Warsh said the task forces are the beginning of "a set of reforms that are going to be put in place across at least five dimensions in monetary policy."
He also pointed to artificial intelligence as a potential help. Warsh said the rapid buildout of data centers and AI-related equipment is pushing investment higher, which could boost productivity. Higher productivity tends to lower costs over time and help contain inflation. But he was careful to note that nobody knows exactly how much the economy will benefit.
"We don't know the extent to which the economy will benefit from the AI buildout," he said. "Yet it seems inevitable that what is now called 'AI investment' will soon be called just 'investment.'"
Not everyone at the Fed agrees with that optimistic view. Some economists and other Fed policymakers have pushed back, arguing that AI's impact on inflation is uncertain at best.
Warsh will keep making his case on Wednesday, when he appears before the Senate Banking Committee.
What It Means for Your Portfolio
For investors, the big takeaway is that the Fed is serious about getting inflation back to 2% - and it is willing to change its whole playbook to do it.
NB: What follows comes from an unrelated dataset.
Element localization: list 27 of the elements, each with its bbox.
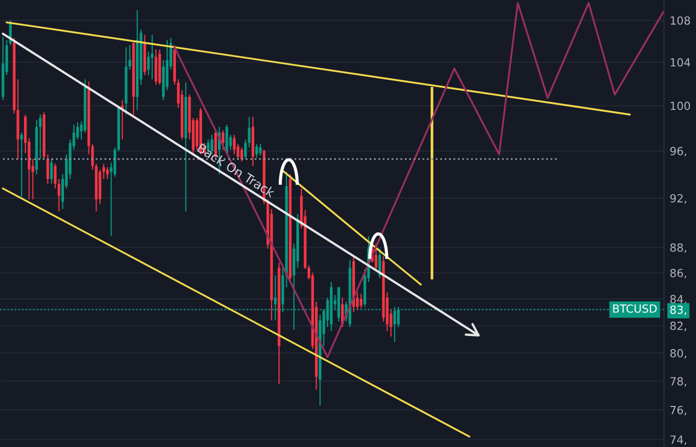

If Warsh follows through with major reforms, the path of rates could look different than what markets are expecting. A more aggressive approach to squeezing out inflation could mean higher rates for longer.
But there is also a glass-half-full view. If Warsh's task forces lead to clearer communication and smarter policy, the Fed could get inflation under control without crashing the economy. And if AI investment really does boost productivity, that could give the economy a tailwind.
Warsh himself summed it up this way: "If we get policy right - and we will - the inflation surge of the last five years will be a thing of the past."